Moins de deux mois après que l’administration Trump a déployé une plateforme électronique de remboursement des droits de douane, on craint que ses opérations ne soient interrompues.
L’administration a annoncé vendredi qu’elle prévoyait de faire appel de l’ordonnance d’un juge fédéral autorisant tous les importateurs américains à demander le remboursement des droits de douane, et pas seulement les entreprises qui ont poursuivi l’administration en justice. En février, la Cour suprême a révoqué les tarifs imposés par le président Donald Trump en vertu de la Loi sur les pouvoirs économiques d’urgence internationaux (IEEPA), jugeant que l’imposition de tarifs excédait l’autorité du président.

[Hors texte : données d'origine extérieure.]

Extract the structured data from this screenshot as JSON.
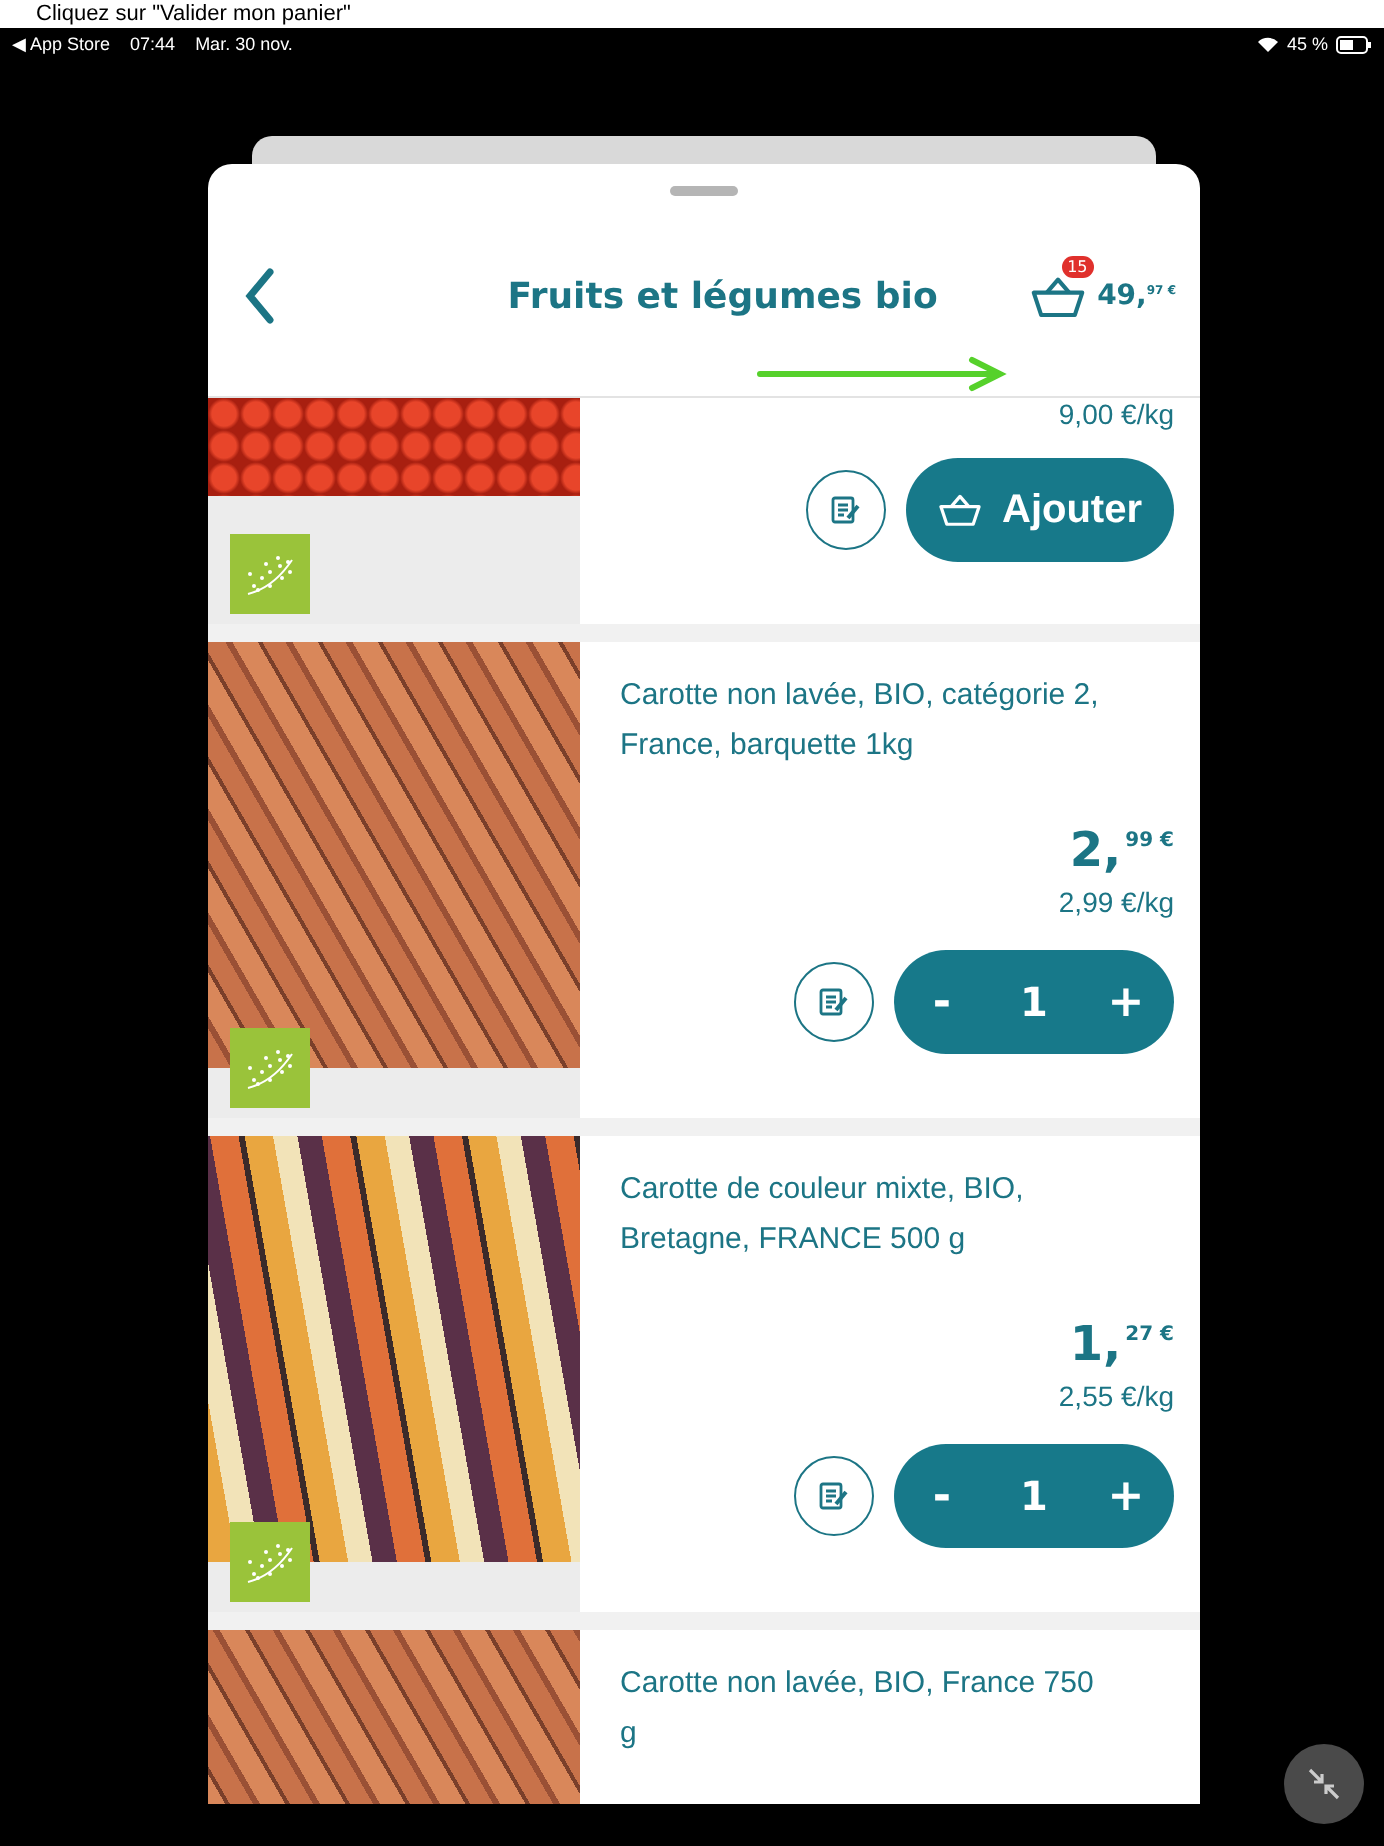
{
  "caption": "Cliquez sur \"Valider mon panier\"",
  "status_bar": {
    "back_app": "◀ App Store",
    "time": "07:44",
    "date": "Mar. 30 nov.",
    "battery": "45 %"
  },
  "header": {
    "title": "Fruits et légumes bio",
    "cart_count": "15",
    "total_main": "49,",
    "total_cents": "97 €"
  },
  "products": [
    {
      "kind": "add",
      "unit_price": "9,00 €/kg",
      "button": "Ajouter"
    },
    {
      "kind": "quantity",
      "name": "Carotte non lavée, BIO, catégorie 2, France, barquette 1kg",
      "price_main": "2,",
      "price_cents": "99 €",
      "unit_price": "2,99 €/kg",
      "minus": "-",
      "quantity": "1",
      "plus": "+"
    },
    {
      "kind": "quantity",
      "name": "Carotte de couleur mixte, BIO, Bretagne, FRANCE 500 g",
      "price_main": "1,",
      "price_cents": "27 €",
      "unit_price": "2,55 €/kg",
      "minus": "-",
      "quantity": "1",
      "plus": "+"
    },
    {
      "kind": "partial",
      "name": "Carotte non lavée, BIO, France 750 g"
    }
  ]
}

Les douanes et la protection des frontières des États-Unis (CBP) ont lancé le processus de remboursement, également connu sous le nom de Consolidated Control and Entry Processing (CAPE), en avril, créant ainsi un portail en ligne où les importateurs peuvent demander 166 milliards de dollars de remboursements disponibles. Selon un dossier déposé au tribunal du CBP le 26 mai, au 22 mai, le CAPE avait accepté le traitement de 85 milliards de dollars de remboursements potentiels et certifiés, dont 20,6 milliards de dollars ont été remis au Trésor américain pour décaissement. Le CBP n’a pas précisé dans son dossier combien d’entités recevraient ces paiements.
Le ministère de la Justice a fait valoir dans un dossier judiciaire que le juge Richard K. Eaton avait outrepassé son pouvoir d’ordonner des remboursements universels et que le gouvernement ne pouvait pas accorder de remboursement aux importateurs qui ont déjà passé par le processus de « liquidation », ou une fois que le CBP a déterminé les montants dus à l’entité, à moins que le demandeur n’engage une action en justice pour récupérer les montants payés en droits illégaux.
« Le CBP n’a pas le pouvoir de liquider ou de rembourser des fonds sans ordonnance du tribunal », a déclaré le ministère de la Justice dans un communiqué.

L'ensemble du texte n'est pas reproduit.